Kıyı kaptanına, kendisini geliştirme fırsatı vermezseniz, olduğu yerde kalır, açık deniz kaptanı olamaz.Aynı şekilde, açık deniz kaptanına fırsat vermezseniz, uzun yol (yani okyanus geçen) kaptanı olamaz.
“Kurumsallaşmanın önemi”
Kurumsallaşmanın temelinde, profesyoneller vardır. Profesyonellerin önemini reddedenler, kurumsal
yapıyı reddetmiş olurlar.
Kurumsal yapının temeli olarak;
Ekip çalışması,
Karar vermek değil, ortak karar alınması,
Katılımcı ve paylaşımcı ruha sahip olunması,
Çalışanların, kurumu ve yöneticileri benimsemesi,
Çalışanların mutluluğu,
En önemli faktörler olarak algılanmalıdır.

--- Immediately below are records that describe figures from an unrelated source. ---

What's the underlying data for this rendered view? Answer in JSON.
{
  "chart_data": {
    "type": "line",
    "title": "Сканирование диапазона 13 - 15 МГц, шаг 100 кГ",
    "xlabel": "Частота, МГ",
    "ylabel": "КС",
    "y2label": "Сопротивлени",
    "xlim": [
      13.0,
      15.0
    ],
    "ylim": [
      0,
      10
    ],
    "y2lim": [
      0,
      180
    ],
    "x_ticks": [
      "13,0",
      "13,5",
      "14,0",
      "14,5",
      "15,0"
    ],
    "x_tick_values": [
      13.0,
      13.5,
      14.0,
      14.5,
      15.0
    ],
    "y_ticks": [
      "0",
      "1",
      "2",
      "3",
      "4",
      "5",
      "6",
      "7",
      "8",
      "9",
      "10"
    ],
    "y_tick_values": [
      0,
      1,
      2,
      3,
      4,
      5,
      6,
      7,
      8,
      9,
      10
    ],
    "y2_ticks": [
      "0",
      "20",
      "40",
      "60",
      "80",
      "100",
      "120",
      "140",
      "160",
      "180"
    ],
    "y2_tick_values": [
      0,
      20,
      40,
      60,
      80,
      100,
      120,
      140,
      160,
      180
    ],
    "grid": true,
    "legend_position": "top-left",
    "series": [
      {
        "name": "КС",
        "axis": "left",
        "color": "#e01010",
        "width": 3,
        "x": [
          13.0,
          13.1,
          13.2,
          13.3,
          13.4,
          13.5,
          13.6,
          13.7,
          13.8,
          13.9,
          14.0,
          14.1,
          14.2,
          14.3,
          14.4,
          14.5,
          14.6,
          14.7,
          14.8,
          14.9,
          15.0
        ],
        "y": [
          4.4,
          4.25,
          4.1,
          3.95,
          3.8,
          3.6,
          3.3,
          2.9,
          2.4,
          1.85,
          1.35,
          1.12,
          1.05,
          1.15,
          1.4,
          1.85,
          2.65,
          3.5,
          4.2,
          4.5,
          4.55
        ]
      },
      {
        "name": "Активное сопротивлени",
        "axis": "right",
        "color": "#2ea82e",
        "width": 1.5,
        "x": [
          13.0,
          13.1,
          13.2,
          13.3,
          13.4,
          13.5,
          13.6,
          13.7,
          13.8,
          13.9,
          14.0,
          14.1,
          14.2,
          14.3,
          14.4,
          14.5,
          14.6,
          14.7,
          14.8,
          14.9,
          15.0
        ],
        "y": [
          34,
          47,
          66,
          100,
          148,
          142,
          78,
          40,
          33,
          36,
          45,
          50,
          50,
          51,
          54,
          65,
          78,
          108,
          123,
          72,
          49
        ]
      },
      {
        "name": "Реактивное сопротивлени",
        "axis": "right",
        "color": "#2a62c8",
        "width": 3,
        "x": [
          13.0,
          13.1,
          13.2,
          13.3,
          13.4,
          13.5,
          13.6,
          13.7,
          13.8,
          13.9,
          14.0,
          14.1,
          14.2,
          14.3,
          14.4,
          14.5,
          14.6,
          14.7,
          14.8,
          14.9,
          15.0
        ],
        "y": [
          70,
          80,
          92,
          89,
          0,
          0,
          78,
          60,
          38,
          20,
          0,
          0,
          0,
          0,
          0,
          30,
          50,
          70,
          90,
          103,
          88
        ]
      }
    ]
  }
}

“Kurumsal yapının temelini oluşturan profesyonel kimdir? ”
İş dünyasında en çok konuşulan konuların içinde “profesyonel yönetici” tanımlaması, önemli bir yer işgal eder. Peki, kimdir profesyonel?
“Profesyonel kimdir?”
Şirketini seven,
Çalışanlarına değer veren,
Kendine güvenen,
Muhataplarına güven veren,
Kendini iyi yetiştirmiş,
İş bilen, problem çözen,
Mütevazi, makamını hazmedebilen,
Hedefleri olan, gerçekleştirebileceği hayalleri olan,
Bilgilerini daima güncelleyen, bilgilerini paylaşan,
İş ahlakı olan,
Saygı duyan, saygı duyulan,
Hesap yapmayı bilen,
Sosyal aile yapısı ile örnek alınan kişiler,
İyi profesyoneldir, aynı zamanda liderdir.
“Profesyonelleri liderler yetiştirir”
Profesyonel kim değildir?
İşin cambazı,
Dün karar verip, bugün şirketini bırakan,
Fırsatını buldukça, “şapkamı alır giderim” diyen,
Ve saydığım profesyonelin özelliklerini taşımayanlar, profesyonel değildir, lider hiç değildir.
Bu kişiler, lider görmeden çalışmış, kendisini bir şey zanneden, başarı grafikleri zikzak çizen kişilerdir. Kendi işlerini beceremeyen bazı profesyoneller, başarısızlıklarını kendilerinde aramak yerine, “mazeret senaryoları” yazarlar. Bu kategorideki profesyoneller, yazdıkları senaryolarla, aslında, hem şirketlerine, hem de kendilerine zarar verdiklerini bile bilmezler.
“Çok çalışanlar, işini sevenler, azimli olanlar, iş hayatında yükselenlerdir”
İş hayatında yükselenlere bakarsak; çok çalıştıklarını, işlerini sevdiklerini, başarmaya ve yükselmeye azimli olduklarını görürüz.